As part of her goal of unifying the student body, Poliana said she wants to encourage students to take advantage of the Faculty/Staff Club happy hours every week to help main and north campus students meet halfway. She also said she wants to create a weekly calendar of all graduate student events on both campuses.
“It’s about networking, it’s a matter of introducing people … so they can transit among each others’ circles and can get past the physical barriers between campuses and start working together for common causes,” Poliana said.
Poliana also said she believes her campus connections give her an edge over her opponent and send a better message of unity to students. The University could leverage this when going to Santa Fe to petition the Legislature for funds and UNM-related laws, she said.

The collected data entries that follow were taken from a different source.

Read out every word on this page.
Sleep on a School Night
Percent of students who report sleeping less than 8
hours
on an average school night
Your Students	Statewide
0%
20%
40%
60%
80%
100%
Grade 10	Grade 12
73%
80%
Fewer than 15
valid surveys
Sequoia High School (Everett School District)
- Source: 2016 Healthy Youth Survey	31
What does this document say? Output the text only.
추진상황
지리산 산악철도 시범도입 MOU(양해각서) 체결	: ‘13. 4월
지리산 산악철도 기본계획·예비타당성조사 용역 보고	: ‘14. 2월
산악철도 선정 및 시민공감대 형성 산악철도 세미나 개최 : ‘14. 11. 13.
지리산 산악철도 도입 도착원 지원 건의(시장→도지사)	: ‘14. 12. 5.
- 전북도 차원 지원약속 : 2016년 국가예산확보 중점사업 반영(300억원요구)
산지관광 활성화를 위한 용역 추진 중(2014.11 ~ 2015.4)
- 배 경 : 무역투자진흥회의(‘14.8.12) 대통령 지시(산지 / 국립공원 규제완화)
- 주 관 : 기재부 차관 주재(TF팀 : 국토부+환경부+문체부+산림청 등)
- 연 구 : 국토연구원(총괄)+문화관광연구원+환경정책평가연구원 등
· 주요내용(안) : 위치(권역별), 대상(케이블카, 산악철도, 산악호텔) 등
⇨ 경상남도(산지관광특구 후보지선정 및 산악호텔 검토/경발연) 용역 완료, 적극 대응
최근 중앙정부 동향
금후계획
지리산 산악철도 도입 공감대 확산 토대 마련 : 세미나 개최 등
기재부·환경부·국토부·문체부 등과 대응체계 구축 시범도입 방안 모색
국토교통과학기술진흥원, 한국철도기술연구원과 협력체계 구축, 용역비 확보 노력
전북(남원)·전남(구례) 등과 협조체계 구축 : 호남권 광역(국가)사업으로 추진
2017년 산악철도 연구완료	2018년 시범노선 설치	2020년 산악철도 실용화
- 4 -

“I have a plan, I know what I’m doing, I know the people and I’m already meeting with them … and a number of student organizations, saying, ‘Guys, I’m here, let’s do this now’,” she said. “I am known by this community and I know my community.”
Concerning campus safety, Poliana said women and students of color are under attack at UNM, citing the recent campus sexual assaults this semester and the racist incident in Coronado Hall on March 1, in which a violent and racist image was drawn on a black student’s dorm room door.

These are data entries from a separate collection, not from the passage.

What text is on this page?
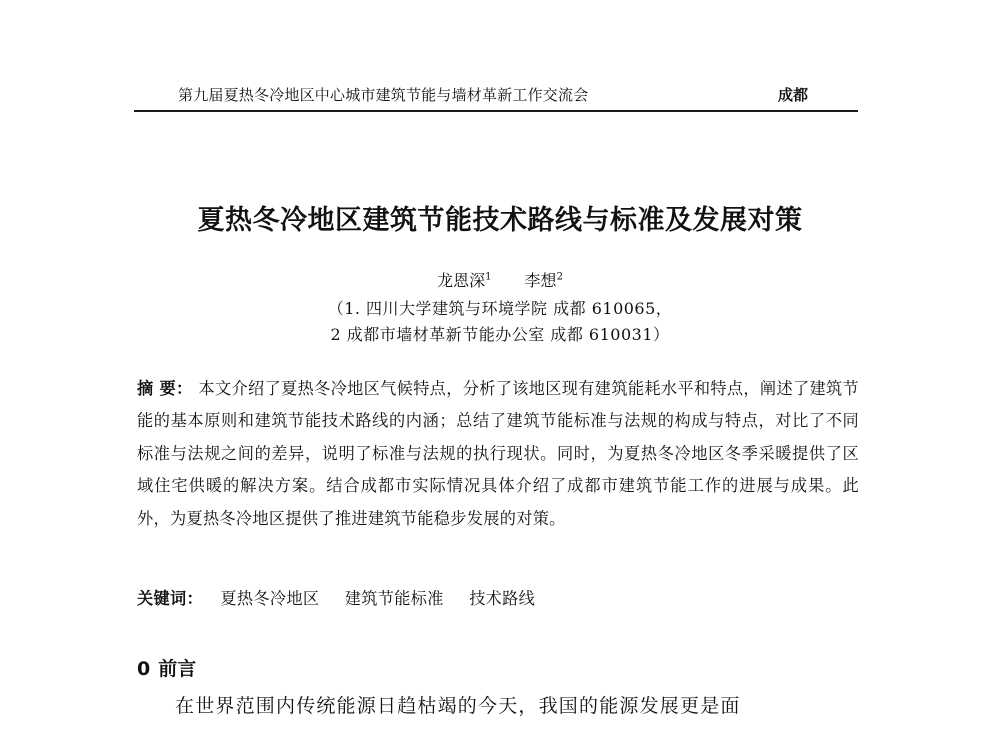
第九届夏热冬冷地区中心城市建筑节能与墙材革新工作交流会	成都
夏热冬冷地区建筑节能技术路线与标准及发展对策
龙恩深$^1$ 李想$^2$
（1. 四川大学建筑与环境学院 成都 610065，
2 成都市墙材革新节能办公室 成都 610031）
摘 要： 本文介绍了夏热冬冷地区气候特点，分析了该地区现有建筑能耗水平和特点，阐述了建筑节能的基本原则和建筑节能技术路线的内涵；总结了建筑节能标准与法规的构成与特点，对比了不同标准与法规之间的差异，说明了标准与法规的执行现状。同时，为夏热冬冷地区冬季采暖提供了区域住宅供暖的解决方案。结合成都市实际情况具体介绍了成都市建筑节能工作的进展与成果。此外，为夏热冬冷地区提供了推进建筑节能稳步发展的对策。
关键词： 夏热冬冷地区 建筑节能标准 技术路线
0 前言
在世界范围内传统能源日趋枯竭的今天，我国的能源发展更是面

She said she supports the recent forums hosted by African American Student Services and the Women’s Resource Center in response to the attacks. She said her personal connections helped her to get involved with further preventative measures. She said Don Trahan Jr., a senior program adviser at AASS, invited her to AASS’s discussion on the subject.
“This is a conversation that needs to go far beyond the act itself,” Poliana said. “In the community, the conversation we need to have … is that we need to ask exactly why these things are happening. Once we understand why they are happening, we will be able to get some incident and address further issues.”

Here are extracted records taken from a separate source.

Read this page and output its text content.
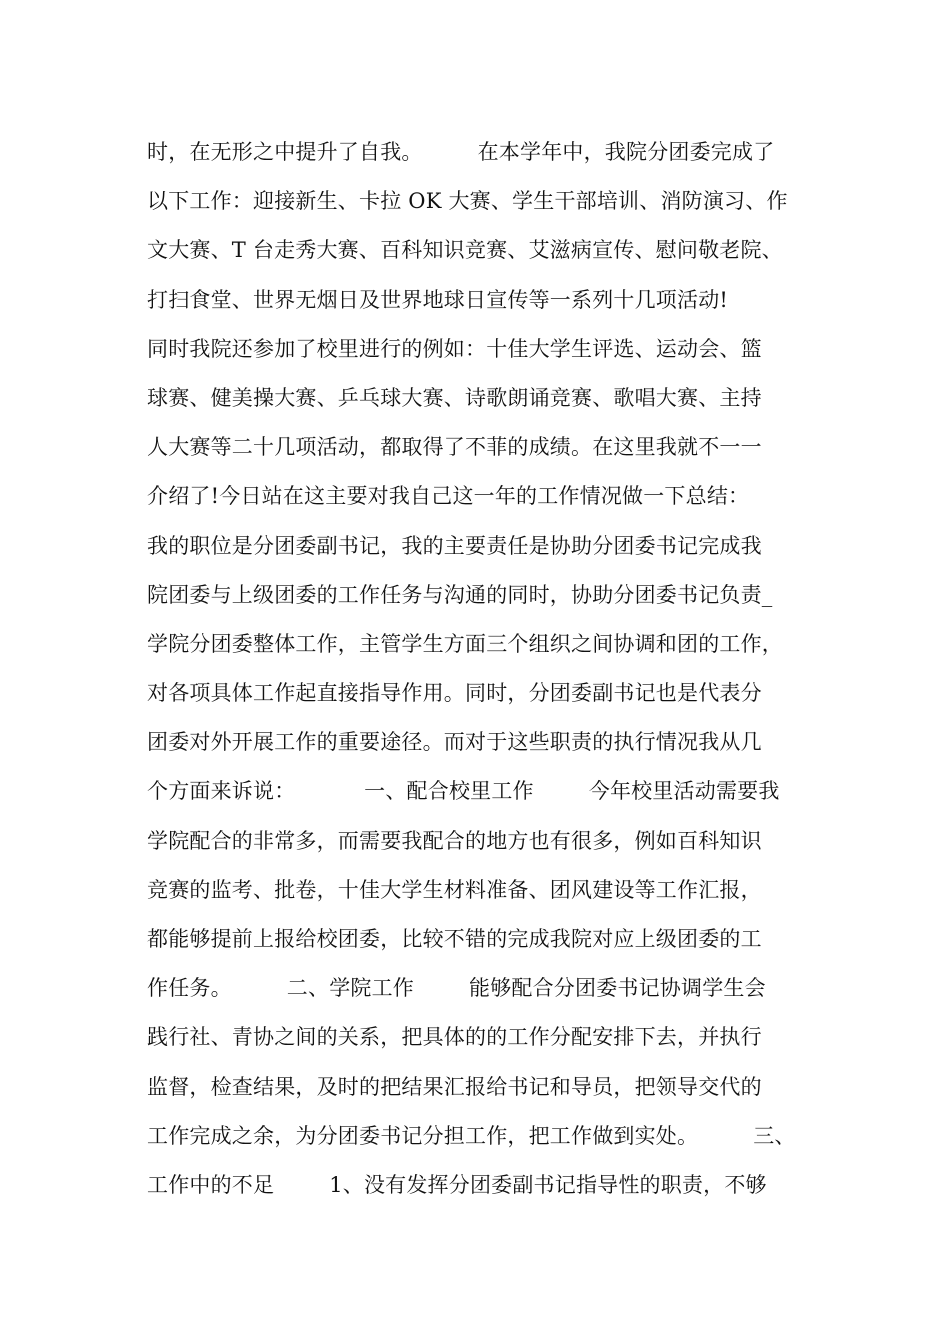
时，在无形之中提升了自我。        在本学年中，我院分团委完成了
以下工作：迎接新生、卡拉 OK 大赛、学生干部培训、消防演习、作
文大赛、T 台走秀大赛、百科知识竞赛、艾滋病宣传、慰问敬老院、
打扫食堂、世界无烟日及世界地球日宣传等一系列十几项活动!
同时我院还参加了校里进行的例如：十佳大学生评选、运动会、篮
球赛、健美操大赛、乒乓球大赛、诗歌朗诵竞赛、歌唱大赛、主持
人大赛等二十几项活动，都取得了不菲的成绩。在这里我就不一一
介绍了!今日站在这主要对我自己这一年的工作情况做一下总结：
我的职位是分团委副书记，我的主要责任是协助分团委书记完成我
院团委与上级团委的工作任务与沟通的同时，协助分团委书记负责_
学院分团委整体工作，主管学生方面三个组织之间协调和团的工作，
对各项具体工作起直接指导作用。同时，分团委副书记也是代表分
团委对外开展工作的重要途径。而对于这些职责的执行情况我从几
个方面来诉说：          一、配合校里工作        今年校里活动需要我
学院配合的非常多，而需要我配合的地方也有很多，例如百科知识
竞赛的监考、批卷，十佳大学生材料准备、团风建设等工作汇报，
都能够提前上报给校团委，比较不错的完成我院对应上级团委的工
作任务。        二、学院工作        能够配合分团委书记协调学生会
践行社、青协之间的关系，把具体的的工作分配安排下去，并执行
监督，检查结果，及时的把结果汇报给书记和导员，把领导交代的
工作完成之余，为分团委书记分担工作，把工作做到实处。        三、
工作中的不足        1、没有发挥分团委副书记指导性的职责，不够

Poliana also said she would like to work with the office of the president and UNMPD to improve campus escort services, in response to some students’ complaints that escorts sometimes show up late.
“People can’t be waiting for half an hour; we need to establish clear guidelines,” she said. “We need to establish a response time that is reasonable to students and reasonable to the UNM police. We need to talk about reports, we need to find out how long the response time is and work with specifics.”
Regarding diversity, Poliana said further diversity on multiple levels throughout the University is important to her, because “contentious points of view advance our own,” she said.
“When I talk about diversity, yes it’s related to social standing and to ethnicity, but it’s also related to paradigms and people who come from different perspectives and who have different worldviews,” she said. “We need to share that and to respect others even when consensus cannot be reached.”
Poliana said she would work closely with the Office of Diversity and Inclusion to find ways to bring “excellence diversity” to the University. She said this would include initiatives to help UNM prepare for a large influx of international students, and cited President Frank’s efforts to bring more international students to UNM.
She also said she would seek the mentorship of the UNM faculty and administration in finding the best ways to attract faculty from underrepresented groups to the University.
“We need to give continuation to the work that they are already doing in order to bring about a faculty body that is more diverse,” Poliana said. “It can only strengthen our community.”